140 questions to get to know your character: the character sheet.
The writing world has different opinions about character sheets. Some say you need one, others say they’re too shallow and good writers shouldn’t use them, still others say you don’t really know your character unless you know their third favorite color.
I say, they’re really fun to fill out, definitely make you think, and can be complete overkill on character development. But like I said…so fun.
I do have a printable download if you want the character sheet I use. Or if you’re putting together your own, you can take some of these ideas. I comprised my list with the help of lists from others.
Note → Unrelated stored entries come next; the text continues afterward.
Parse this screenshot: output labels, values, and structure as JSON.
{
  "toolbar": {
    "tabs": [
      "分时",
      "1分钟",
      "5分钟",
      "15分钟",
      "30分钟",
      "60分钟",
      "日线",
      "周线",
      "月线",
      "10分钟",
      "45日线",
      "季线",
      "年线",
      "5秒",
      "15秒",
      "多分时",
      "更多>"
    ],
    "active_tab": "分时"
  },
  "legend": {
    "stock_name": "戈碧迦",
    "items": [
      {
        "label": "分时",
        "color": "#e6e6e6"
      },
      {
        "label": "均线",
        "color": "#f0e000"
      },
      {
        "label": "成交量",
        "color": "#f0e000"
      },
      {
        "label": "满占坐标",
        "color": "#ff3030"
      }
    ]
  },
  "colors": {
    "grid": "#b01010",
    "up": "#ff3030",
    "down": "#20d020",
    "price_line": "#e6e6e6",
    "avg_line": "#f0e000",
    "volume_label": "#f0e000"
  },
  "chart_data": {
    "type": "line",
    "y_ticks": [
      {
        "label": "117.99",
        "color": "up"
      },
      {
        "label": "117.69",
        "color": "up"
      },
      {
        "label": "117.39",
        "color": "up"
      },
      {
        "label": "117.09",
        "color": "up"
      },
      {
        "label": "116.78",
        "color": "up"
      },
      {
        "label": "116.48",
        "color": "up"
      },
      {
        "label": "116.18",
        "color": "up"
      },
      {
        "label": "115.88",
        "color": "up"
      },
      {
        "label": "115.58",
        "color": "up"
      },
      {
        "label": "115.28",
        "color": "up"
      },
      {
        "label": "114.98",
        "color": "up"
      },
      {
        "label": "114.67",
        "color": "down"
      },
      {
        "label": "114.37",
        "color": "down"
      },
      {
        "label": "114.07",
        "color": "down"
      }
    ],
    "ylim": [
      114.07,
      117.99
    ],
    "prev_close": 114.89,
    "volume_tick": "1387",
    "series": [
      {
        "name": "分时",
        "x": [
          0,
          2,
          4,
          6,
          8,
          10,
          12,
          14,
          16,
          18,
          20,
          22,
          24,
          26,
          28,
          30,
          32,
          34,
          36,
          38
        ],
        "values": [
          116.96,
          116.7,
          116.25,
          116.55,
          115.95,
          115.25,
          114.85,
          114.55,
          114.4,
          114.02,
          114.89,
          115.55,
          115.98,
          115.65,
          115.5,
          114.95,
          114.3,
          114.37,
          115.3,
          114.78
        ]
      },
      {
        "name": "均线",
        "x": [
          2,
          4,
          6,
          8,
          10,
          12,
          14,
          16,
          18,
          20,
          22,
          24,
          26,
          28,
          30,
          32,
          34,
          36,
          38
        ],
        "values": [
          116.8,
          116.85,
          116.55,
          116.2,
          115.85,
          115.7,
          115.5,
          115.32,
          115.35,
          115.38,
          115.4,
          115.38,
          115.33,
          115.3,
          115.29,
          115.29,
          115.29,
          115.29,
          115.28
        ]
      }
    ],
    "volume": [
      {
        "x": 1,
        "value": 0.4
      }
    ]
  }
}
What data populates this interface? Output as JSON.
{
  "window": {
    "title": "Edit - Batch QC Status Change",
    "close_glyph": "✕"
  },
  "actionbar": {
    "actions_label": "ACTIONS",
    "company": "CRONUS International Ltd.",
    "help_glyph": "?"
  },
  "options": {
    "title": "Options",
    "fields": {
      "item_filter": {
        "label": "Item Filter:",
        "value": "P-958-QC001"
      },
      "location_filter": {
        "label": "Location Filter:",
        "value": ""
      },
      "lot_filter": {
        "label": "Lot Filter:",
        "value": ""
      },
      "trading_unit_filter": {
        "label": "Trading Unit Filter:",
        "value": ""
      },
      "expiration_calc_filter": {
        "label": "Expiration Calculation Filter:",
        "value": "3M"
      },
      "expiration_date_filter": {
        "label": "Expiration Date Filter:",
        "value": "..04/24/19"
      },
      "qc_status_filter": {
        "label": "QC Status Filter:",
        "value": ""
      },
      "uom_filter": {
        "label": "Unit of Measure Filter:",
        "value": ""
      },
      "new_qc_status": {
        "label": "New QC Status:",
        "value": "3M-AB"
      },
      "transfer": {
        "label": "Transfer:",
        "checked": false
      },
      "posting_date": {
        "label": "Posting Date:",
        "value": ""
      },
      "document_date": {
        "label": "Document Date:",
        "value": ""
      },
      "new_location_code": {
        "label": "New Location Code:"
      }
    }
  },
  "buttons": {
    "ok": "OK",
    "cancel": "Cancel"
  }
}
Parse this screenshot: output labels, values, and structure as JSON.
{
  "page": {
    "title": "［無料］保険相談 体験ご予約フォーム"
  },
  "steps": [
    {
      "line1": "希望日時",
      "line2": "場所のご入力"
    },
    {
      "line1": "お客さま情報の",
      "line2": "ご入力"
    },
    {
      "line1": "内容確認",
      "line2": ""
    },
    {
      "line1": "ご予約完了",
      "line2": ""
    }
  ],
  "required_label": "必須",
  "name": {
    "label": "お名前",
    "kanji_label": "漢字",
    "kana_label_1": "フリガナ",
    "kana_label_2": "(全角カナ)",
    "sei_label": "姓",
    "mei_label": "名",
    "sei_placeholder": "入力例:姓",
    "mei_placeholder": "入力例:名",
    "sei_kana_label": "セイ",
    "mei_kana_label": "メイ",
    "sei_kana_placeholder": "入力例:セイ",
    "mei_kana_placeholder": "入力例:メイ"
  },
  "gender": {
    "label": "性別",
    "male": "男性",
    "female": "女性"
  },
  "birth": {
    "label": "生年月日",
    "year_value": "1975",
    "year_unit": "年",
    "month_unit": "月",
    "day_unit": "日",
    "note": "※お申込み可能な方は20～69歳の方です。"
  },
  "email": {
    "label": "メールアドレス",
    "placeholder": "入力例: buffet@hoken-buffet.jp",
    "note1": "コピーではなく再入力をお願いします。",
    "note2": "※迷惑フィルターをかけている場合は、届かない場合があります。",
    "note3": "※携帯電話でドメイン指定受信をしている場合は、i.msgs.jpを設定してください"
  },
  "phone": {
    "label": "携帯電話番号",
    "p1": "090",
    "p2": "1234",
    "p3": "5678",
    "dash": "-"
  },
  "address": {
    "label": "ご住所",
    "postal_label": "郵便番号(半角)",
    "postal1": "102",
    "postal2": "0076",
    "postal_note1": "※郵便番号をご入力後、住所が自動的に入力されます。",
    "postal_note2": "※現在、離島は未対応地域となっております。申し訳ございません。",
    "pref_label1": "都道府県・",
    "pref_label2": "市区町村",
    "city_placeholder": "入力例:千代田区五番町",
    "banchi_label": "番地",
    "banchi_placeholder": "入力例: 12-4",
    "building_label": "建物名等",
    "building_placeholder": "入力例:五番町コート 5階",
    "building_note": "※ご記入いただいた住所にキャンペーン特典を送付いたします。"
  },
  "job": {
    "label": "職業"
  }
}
Buckle up. It’s a long trip down to the deep, dark depths of your character…
This first section is self-explanatory. What’s their name and why?
Full complete name:
Reason for name:
My favorite section. Deciding what a character looks like is SO. MUCH. FUN. And this section gives you much more to think about than the typical eye color/hair color. (I am very guilty of only describing eye and hair color.)
Age they look:
Type of hair:
Usual fashion of dress:
Personality is important. It makes your reader like or dislike, root for or vote against, think about or forget your character.
Good personality traits:
Bad personality traits:
Mood most often in:
Sense of humor:
Greatest fear: Why?
What single event would throw them into turmoil:
What makes them at ease:
What makes them ill at ease:
What makes them enraged:
What makes them depressed or sad:
Soft spot: Is it obvious to others?
Past embarrassing failures: Why?
Character’s darkest secret: Does anyone know?
Goals are very important to the story and most often drive the entire plot.
Long term goals:
Plan to accomplish these goals:
How other characters are affected:
Your character’s childhood could definitely impact how they are acting now and is a good thing to figure out.
Type of childhood:
Most important childhood memory: Why?
Where is your character at right now? Very important for the story.
Family impacts characters in a big way and often these relationships can be tied to the character’s goals.
Other important family members:
Because we really need to know their third favorite color. This is definitely another one of my favorite sections to fill out.
Least fav color:
Form of entertainment:
Mode of transportation:
Habits! So interesting! They can catch your reader completely off-guard and make the character more interesting.
Spend a rainy day:
Do too much of:
Do too little of:
Extremely skilled at:
Extremely unskilled at:
Usual body posture:
Defining traits for an individual. (Come on, you want to know these facts about everyone, right?)
Optimist or pessimist:
Introvert or extrovert:
Daredevil or cautious:
Logical or emotional:
Messy or neat:
Enjoy working or enjoy relaxing:
Confident or unsure:
Get inside your character’s head! Who do they think they are?
How do they feel about themself:
One word description of self:
One paragraph description of self:
Considered best personality trait:
Considered worst personality trait:
Considered best physical characteristic:
Considered worst physical characteristic:
Thinks others perceive them:
Most like to change about self:
Basically this section is what makes the story interesting. I love seeing characters interact.
Relationship with others
Opinion of others in general:
Hides or shares true emotions and opinions:
Goes to for advice:
Feels responsible for:
Feels shy/awkward around:
Most important person in their life before story starts:
Most important person in their life after story starts:
You definitely don’t need to fill out an entire character sheet to have a nicely crafted character. All these topics are mainly things to think about. The most important thing to remember is that your character can change.
Change and development in your character is a good thing. Let them grow. Maybe they’ll have a new third favorite color by the end of your story.